Anthony Waugh Koh, the owner of a bookshop called Booktique, said when regulars at the store who bought “Me Migrant” came back they described the poems as “heart-wrenching.”

In the editing process, Ethos hired a Singaporean writer named Cyril Wong to try to sculpt or “transcreate” the rough English into a more polished form, without losing Mukul’s voice.

“What I hoped to retain in my adjustments throughout was the poet’s keen sense of isolation and plaintive mode of protestation, simultaneous with a longing for loved ones and homeland in that general tendency to praise the past when facing the difficulties of the present,” Wong wrote in his introduction.

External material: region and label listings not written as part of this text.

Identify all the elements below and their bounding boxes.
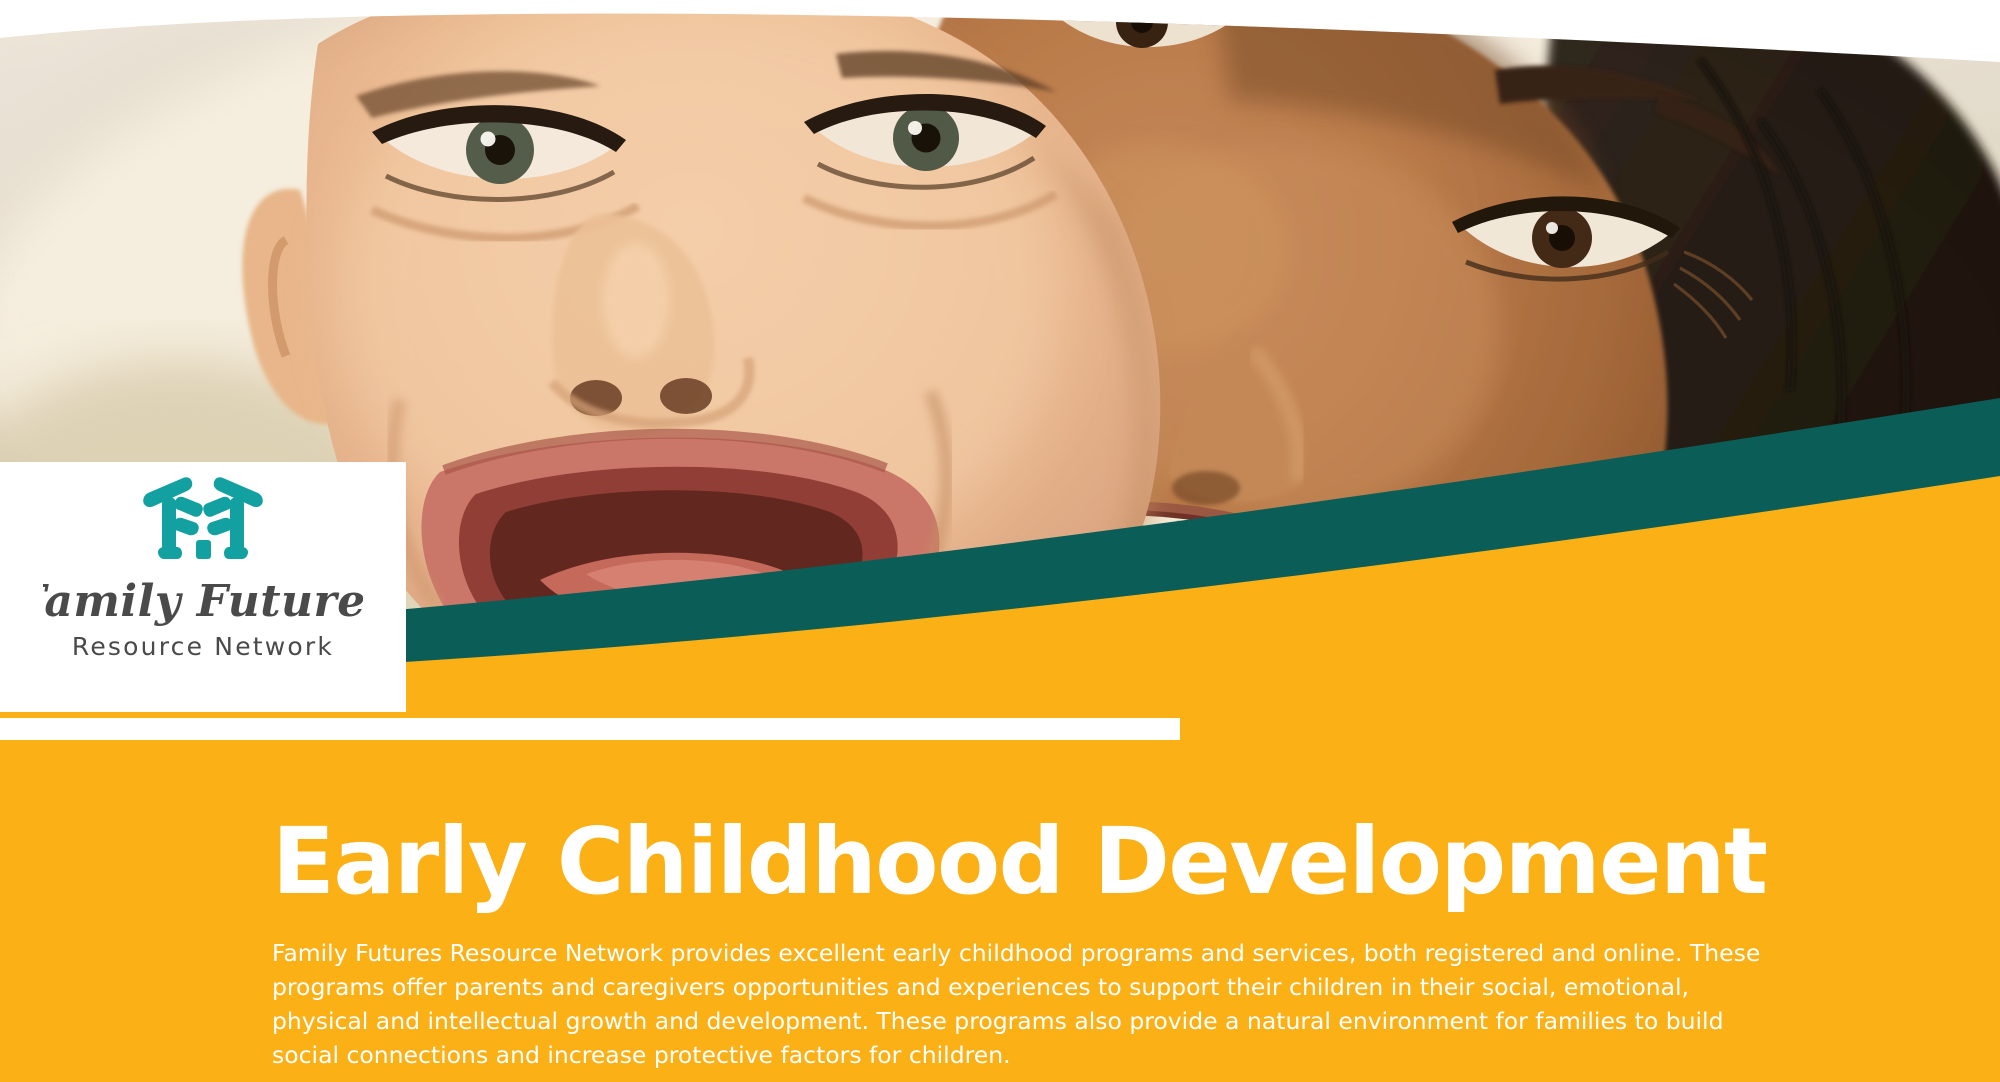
house-ff-icon	[137, 476, 269, 568]
brand-wordmark: Family Futures	[43, 574, 363, 630]
brand-logo-card[interactable]: Family Futures Resource Network	[0, 462, 406, 712]
page-root: Family Futures Resource Network Early Ch…	[0, 0, 2000, 1082]
page-title: Early Childhood Development	[272, 816, 1767, 908]
page-description: Family Futures Resource Network provides…	[272, 936, 1762, 1072]
brand-subtitle: Resource Network	[72, 632, 334, 661]
content-section: Early Childhood Development Family Futur…	[0, 740, 2000, 1082]
brand-wordmark-text: Family Futures	[43, 576, 363, 627]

You can hear that plaintiveness in the rest of "Me Migrant":

“Me migrant

Beyond borders

Mislaying smiles

Dawn to dusk then dawn again

Bearing sighs and a cry

Inner heart

Love, compassion, kindness

Lose their meaning

Be careful: no one here

And nobody

To see and know such pain

Me migrant

Live outdoors

Outside from you.”

Me Migrant 2

Md Mukul Hossine holds a poster depicting the cover of his book of poems, "Me Migrant."

Credit:

Courtesy of Ethos Books

You can also hear it in “Grandmother,” a poem about missing childhood and its comforts, especially from a distance:

“No one is there to wake me up in the morning

No one tells me to come quickly, the puffed rice treats are ready

I spend the afternoons with great difficulty and loneliness

I cannot fill my stomach with food when I think of my grandmother

Those fireflies at night do not seem to dance about anymore

They are no longer my friends, they fly away when I reach for them.”

Hossine’s immediate goals are more practical than writerly — though he wouldn’t mind being a “famous writer” sometime in the future. For now, he needs to save up enough money to take vocational classes that will get him a better-paying job. He’s hoping to qualify for a better work visa in Singapore’s tightly controlled labor market.

Eventually, he said, he hopes to become a Singaporean citizen. “And I want to make my family proud,” he added, as if he hasn’t already.